In our technique, a total hysterectomy was performed instead of a subtotal hysterectomy to reduce the risk of future cervical diseases and ensure anatomical durability. Preoperative transvaginal ultrasonography was routinely performed in all patients to evaluate the uterine cavity and endometrial thickness, ensuring that no suspicious intrauterine pathology was present prior to sacrocolpopexy. Ultrasound remains a valuable noninvasive tool for assessing uterine abnormalities and excluding conditions such as endometrial hyperplasia or polyps, especially in postmenopausal women undergoing pelvic reconstructive surgery [
25]. A meta-analysis reported that concomitant hysterectomy was not associated with an increased risk of mesh-related complications, and there were no significant differences in recurrence or reoperation rates [
26]. One advantage of this approach is the elimination of potential cervical pathologies, which is particularly beneficial for older women or those with limited access to regular gynecologic screening.
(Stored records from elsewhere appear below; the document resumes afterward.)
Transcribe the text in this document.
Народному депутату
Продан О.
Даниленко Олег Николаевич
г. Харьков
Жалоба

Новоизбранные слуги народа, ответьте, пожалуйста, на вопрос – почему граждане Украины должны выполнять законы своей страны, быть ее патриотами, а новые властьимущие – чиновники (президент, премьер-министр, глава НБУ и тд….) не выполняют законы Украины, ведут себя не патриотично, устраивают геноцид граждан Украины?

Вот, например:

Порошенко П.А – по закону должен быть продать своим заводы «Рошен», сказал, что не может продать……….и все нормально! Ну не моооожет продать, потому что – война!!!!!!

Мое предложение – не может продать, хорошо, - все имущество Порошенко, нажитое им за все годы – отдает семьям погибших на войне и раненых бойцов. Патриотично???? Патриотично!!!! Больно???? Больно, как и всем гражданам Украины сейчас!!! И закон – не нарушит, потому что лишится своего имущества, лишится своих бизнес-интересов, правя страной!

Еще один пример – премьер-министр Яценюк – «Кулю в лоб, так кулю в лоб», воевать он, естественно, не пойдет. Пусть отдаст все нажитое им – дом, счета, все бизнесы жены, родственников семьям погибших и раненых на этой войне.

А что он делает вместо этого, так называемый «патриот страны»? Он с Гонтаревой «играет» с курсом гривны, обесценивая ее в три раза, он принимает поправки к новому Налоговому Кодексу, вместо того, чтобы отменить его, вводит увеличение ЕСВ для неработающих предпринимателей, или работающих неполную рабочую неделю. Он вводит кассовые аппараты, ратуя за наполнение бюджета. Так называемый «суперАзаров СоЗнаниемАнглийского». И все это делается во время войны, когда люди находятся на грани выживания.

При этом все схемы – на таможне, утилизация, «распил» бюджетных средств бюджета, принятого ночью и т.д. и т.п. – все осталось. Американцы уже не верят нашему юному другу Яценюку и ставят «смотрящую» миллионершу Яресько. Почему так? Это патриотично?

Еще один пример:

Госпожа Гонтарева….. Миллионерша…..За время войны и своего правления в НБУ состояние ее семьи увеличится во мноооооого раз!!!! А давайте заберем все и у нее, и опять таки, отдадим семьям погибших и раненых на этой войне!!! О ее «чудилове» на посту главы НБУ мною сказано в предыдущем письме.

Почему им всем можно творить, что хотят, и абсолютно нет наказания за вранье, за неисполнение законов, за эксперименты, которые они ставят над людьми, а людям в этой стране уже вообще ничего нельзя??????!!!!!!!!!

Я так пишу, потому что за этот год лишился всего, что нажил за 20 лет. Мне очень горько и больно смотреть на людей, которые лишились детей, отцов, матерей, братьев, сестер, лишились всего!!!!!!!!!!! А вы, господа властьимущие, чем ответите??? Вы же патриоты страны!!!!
Cervical elongation is also common in patients with POP, and if not adequately addressed, it may contribute to recurrence. Removing the cervix at the appropriate anatomical level helps prevent this potential failure point and supports long-term surgical success. Additionally, retaining the cervix poses a risk of future malignancies in the residual cervical tissue. Large retrospective studies evaluating POP repairs have reported the incidence of occult gynecologic malignancies at the time of surgery to range from 0.26% to 2.6% [
27,
28,
29]. In cases where a mesh is present, such malignancies can pose significant treatment challenges. Therefore, total hysterectomy not only enhances anatomical correction but also mitigates oncologic risks, making it a particularly advantageous strategy for mesh-free robotic sacrocolpopexy.